Patrimoine immatériel, laïcs et excuses

Un café avec Sylvie Bessette

Sylvie Bessette à Montréal le 10 avril 2018.
Sylvie Bessette à Montréal le 10 avril 2018.   (Présence/François Gloutnay)
François Gloutnay | Journaliste
Journaliste
2018-04-11 16:21 || Québec Québec

Le temps d'un café, Sylvie Bessette, auteure d'Une flamme à transmettre (Médiaspaul), une enquête sur l'héritage social et culturel des communautés religieuses, réfléchit aussi à la place des laïcs dans l'Église et aux excuses que méritent les Autochtones.

Présence: Est-ce que l'héritage des communautés religieuses du Québec est menacé?

Sylvie Bessette: Non, parce que dans les communautés rencontrées pour la rédaction de mon livre, j'ai trouvé des gens allumés. Depuis 1995, on réfléchit à cet héritage dans les communautés religieuses. Quand j'ai visité les gens de la Congrégation de Notre-Dame et du Collège Regina Assumpta, on m'a dit: «Tu peux être certaine que tout le monde ici réfléchit sur les façons de faire la transmission de notre héritage».

Il y a, depuis un bon moment, de l'intérêt pour le patrimoine matériel des communautés religieuses. Des millions de dollars ont été dépensés pour faire l'inventaire du mobilier. Mais pour le patrimoine immatériel, il n'y a eu, longtemps, qu'un seul projet, celui des Augustines à Québec.
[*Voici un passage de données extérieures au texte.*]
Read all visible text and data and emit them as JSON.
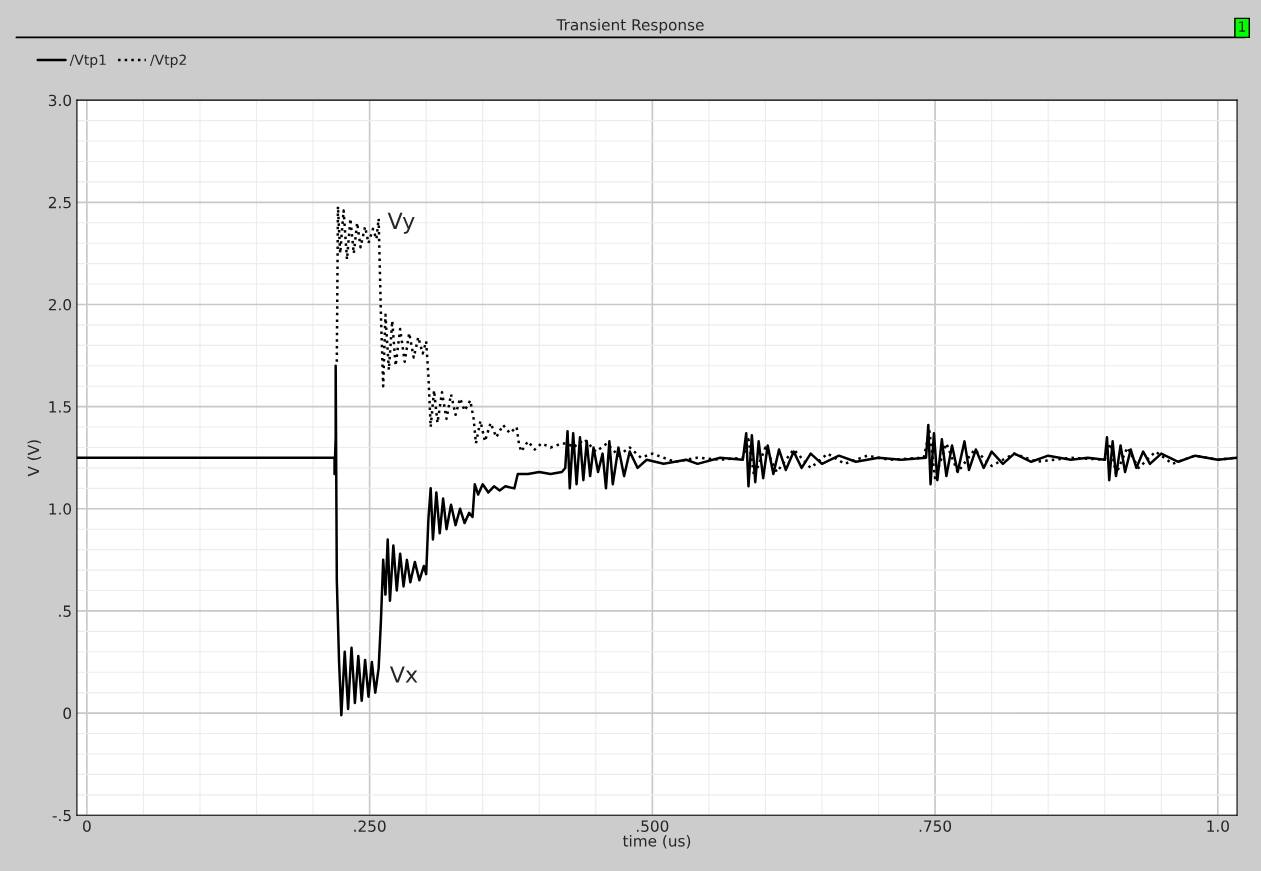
{
  "chart_data": {
    "type": "line",
    "title": "Transient Response",
    "xlabel": "time (us)",
    "ylabel": "V (V)",
    "annotations": [
      {
        "text": "Vy",
        "x": 0.256,
        "y": 2.44
      },
      {
        "text": "Vx",
        "x": 0.258,
        "y": 0.22
      },
      "1"
    ],
    "xlim": [
      -0.0088,
      1.017
    ],
    "ylim": [
      -0.5,
      3.0
    ],
    "xticks": [
      0,
      {
        "value": 0.25,
        "label": ".250"
      },
      {
        "value": 0.5,
        "label": ".500"
      },
      {
        "value": 0.75,
        "label": ".750"
      },
      {
        "value": 1.0,
        "label": "1.0"
      }
    ],
    "yticks": [
      {
        "value": -0.5,
        "label": "-.5"
      },
      0,
      {
        "value": 0.5,
        "label": ".5"
      },
      {
        "value": 1.0,
        "label": "1.0"
      },
      {
        "value": 1.5,
        "label": "1.5"
      },
      {
        "value": 2.0,
        "label": "2.0"
      },
      {
        "value": 2.5,
        "label": "2.5"
      },
      {
        "value": 3.0,
        "label": "3.0"
      }
    ],
    "grid": true,
    "legend": "top left",
    "marker": "none",
    "series": [
      {
        "name": "/Vtp1",
        "color": "#000000",
        "line_style": "solid",
        "x": [
          -0.0088,
          0.219,
          0.219,
          0.22,
          0.22,
          0.221,
          0.223,
          0.225,
          0.228,
          0.231,
          0.234,
          0.237,
          0.24,
          0.243,
          0.246,
          0.249,
          0.252,
          0.255,
          0.258,
          0.26,
          0.262,
          0.264,
          0.266,
          0.268,
          0.271,
          0.274,
          0.277,
          0.28,
          0.283,
          0.286,
          0.29,
          0.294,
          0.298,
          0.3,
          0.302,
          0.304,
          0.306,
          0.309,
          0.312,
          0.315,
          0.318,
          0.322,
          0.326,
          0.33,
          0.334,
          0.338,
          0.341,
          0.343,
          0.346,
          0.35,
          0.355,
          0.36,
          0.365,
          0.37,
          0.378,
          0.381,
          0.39,
          0.4,
          0.41,
          0.42,
          0.423,
          0.425,
          0.427,
          0.43,
          0.433,
          0.436,
          0.439,
          0.442,
          0.445,
          0.448,
          0.452,
          0.456,
          0.459,
          0.462,
          0.465,
          0.47,
          0.475,
          0.48,
          0.487,
          0.495,
          0.51,
          0.53,
          0.54,
          0.56,
          0.58,
          0.583,
          0.585,
          0.588,
          0.591,
          0.594,
          0.598,
          0.602,
          0.607,
          0.612,
          0.618,
          0.625,
          0.632,
          0.64,
          0.65,
          0.665,
          0.68,
          0.7,
          0.72,
          0.742,
          0.744,
          0.746,
          0.749,
          0.752,
          0.756,
          0.76,
          0.765,
          0.77,
          0.776,
          0.78,
          0.786,
          0.793,
          0.8,
          0.81,
          0.82,
          0.835,
          0.85,
          0.87,
          0.885,
          0.9,
          0.902,
          0.904,
          0.907,
          0.91,
          0.914,
          0.918,
          0.923,
          0.928,
          0.934,
          0.94,
          0.95,
          0.965,
          0.98,
          1.0,
          1.017
        ],
        "values": [
          1.25,
          1.25,
          1.17,
          1.35,
          1.7,
          0.65,
          0.25,
          -0.01,
          0.3,
          0.02,
          0.32,
          0.05,
          0.28,
          0.06,
          0.26,
          0.08,
          0.25,
          0.1,
          0.22,
          0.45,
          0.75,
          0.58,
          0.85,
          0.55,
          0.82,
          0.6,
          0.78,
          0.62,
          0.75,
          0.64,
          0.74,
          0.65,
          0.72,
          0.68,
          0.95,
          1.1,
          0.85,
          1.08,
          0.88,
          1.05,
          0.9,
          1.02,
          0.92,
          1.0,
          0.93,
          0.98,
          0.96,
          1.12,
          1.07,
          1.12,
          1.08,
          1.11,
          1.09,
          1.11,
          1.1,
          1.17,
          1.17,
          1.18,
          1.17,
          1.18,
          1.2,
          1.38,
          1.1,
          1.37,
          1.12,
          1.35,
          1.14,
          1.33,
          1.16,
          1.3,
          1.18,
          1.27,
          1.1,
          1.33,
          1.12,
          1.3,
          1.16,
          1.28,
          1.2,
          1.24,
          1.22,
          1.24,
          1.22,
          1.25,
          1.24,
          1.37,
          1.11,
          1.36,
          1.13,
          1.33,
          1.15,
          1.31,
          1.17,
          1.29,
          1.19,
          1.28,
          1.2,
          1.27,
          1.22,
          1.26,
          1.23,
          1.25,
          1.24,
          1.25,
          1.41,
          1.12,
          1.37,
          1.14,
          1.34,
          1.16,
          1.31,
          1.18,
          1.33,
          1.19,
          1.29,
          1.2,
          1.28,
          1.22,
          1.27,
          1.23,
          1.26,
          1.24,
          1.25,
          1.24,
          1.35,
          1.14,
          1.33,
          1.16,
          1.31,
          1.18,
          1.29,
          1.2,
          1.28,
          1.22,
          1.27,
          1.23,
          1.26,
          1.24,
          1.25
        ]
      },
      {
        "name": "/Vtp2",
        "color": "#000000",
        "line_style": "dotted",
        "x": [
          0.221,
          0.222,
          0.224,
          0.227,
          0.23,
          0.233,
          0.236,
          0.239,
          0.242,
          0.246,
          0.249,
          0.253,
          0.256,
          0.258,
          0.26,
          0.262,
          0.264,
          0.267,
          0.27,
          0.273,
          0.277,
          0.281,
          0.285,
          0.289,
          0.293,
          0.297,
          0.3,
          0.302,
          0.304,
          0.307,
          0.31,
          0.314,
          0.318,
          0.322,
          0.326,
          0.33,
          0.334,
          0.339,
          0.342,
          0.344,
          0.348,
          0.352,
          0.357,
          0.362,
          0.368,
          0.374,
          0.38,
          0.382,
          0.384,
          0.39,
          0.396,
          0.402,
          0.41,
          0.42,
          0.425,
          0.43,
          0.44,
          0.45,
          0.46,
          0.47,
          0.48,
          0.49,
          0.5,
          0.52,
          0.54,
          0.56,
          0.58,
          0.585,
          0.59,
          0.6,
          0.61,
          0.625,
          0.64,
          0.655,
          0.67,
          0.69,
          0.71,
          0.74,
          0.745,
          0.75,
          0.76,
          0.77,
          0.785,
          0.8,
          0.82,
          0.84,
          0.87,
          0.9,
          0.905,
          0.91,
          0.92,
          0.93,
          0.945,
          0.96,
          0.98,
          1.0,
          1.017
        ],
        "values": [
          1.72,
          2.48,
          2.25,
          2.46,
          2.22,
          2.42,
          2.25,
          2.4,
          2.28,
          2.38,
          2.3,
          2.37,
          2.32,
          2.42,
          1.95,
          1.6,
          1.95,
          1.68,
          1.92,
          1.7,
          1.88,
          1.72,
          1.86,
          1.74,
          1.84,
          1.76,
          1.82,
          1.65,
          1.4,
          1.58,
          1.42,
          1.57,
          1.44,
          1.56,
          1.46,
          1.54,
          1.48,
          1.53,
          1.44,
          1.32,
          1.43,
          1.33,
          1.42,
          1.35,
          1.41,
          1.37,
          1.4,
          1.32,
          1.28,
          1.33,
          1.29,
          1.32,
          1.3,
          1.32,
          1.32,
          1.3,
          1.34,
          1.28,
          1.32,
          1.26,
          1.3,
          1.25,
          1.27,
          1.23,
          1.25,
          1.24,
          1.25,
          1.34,
          1.16,
          1.3,
          1.18,
          1.29,
          1.2,
          1.27,
          1.22,
          1.26,
          1.24,
          1.25,
          1.38,
          1.15,
          1.32,
          1.18,
          1.29,
          1.21,
          1.27,
          1.23,
          1.25,
          1.24,
          1.32,
          1.17,
          1.3,
          1.2,
          1.28,
          1.22,
          1.26,
          1.24,
          1.25
        ]
      }
    ]
  }
}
On connaît aujourd’hui un revirement. On s'intéresse davantage au patrimoine immatériel qui est la transmission, entre autres, de l'esprit, du charisme, de la mission, de la spiritualité et des gestes d'une communauté religieuse.

Comment qualifiez-vous la place qu'occupent les laïcs dans l'Église?

J'ai fait partie du Conseil des laïques engagées dans des familles spirituelles. J'ai pu constater que dans les familles spirituelles, ils y sont très engagés. Ils sentent un appel, ils veulent vivre du charisme de la communauté qu'ils suivent. Pour les laïcs ordinaires, ceux et celles qui vivent leur foi bien simplement sans faire partie d'un regroupement, j'ai toujours trouvé que l'Église ne leur donnait pas assez de place.

Apostolicam Actuositatem, le document de Vatican II qui traite du laïcat, mentionne que les laïcs sont des témoins de la foi et des valeurs de l'Évangile. Mais tout ce qui est pensée, dogme, réflexion intellectuelle, cela ne regarde pas les laïcs. Je n'ai jamais été d'accord avec une telle vision.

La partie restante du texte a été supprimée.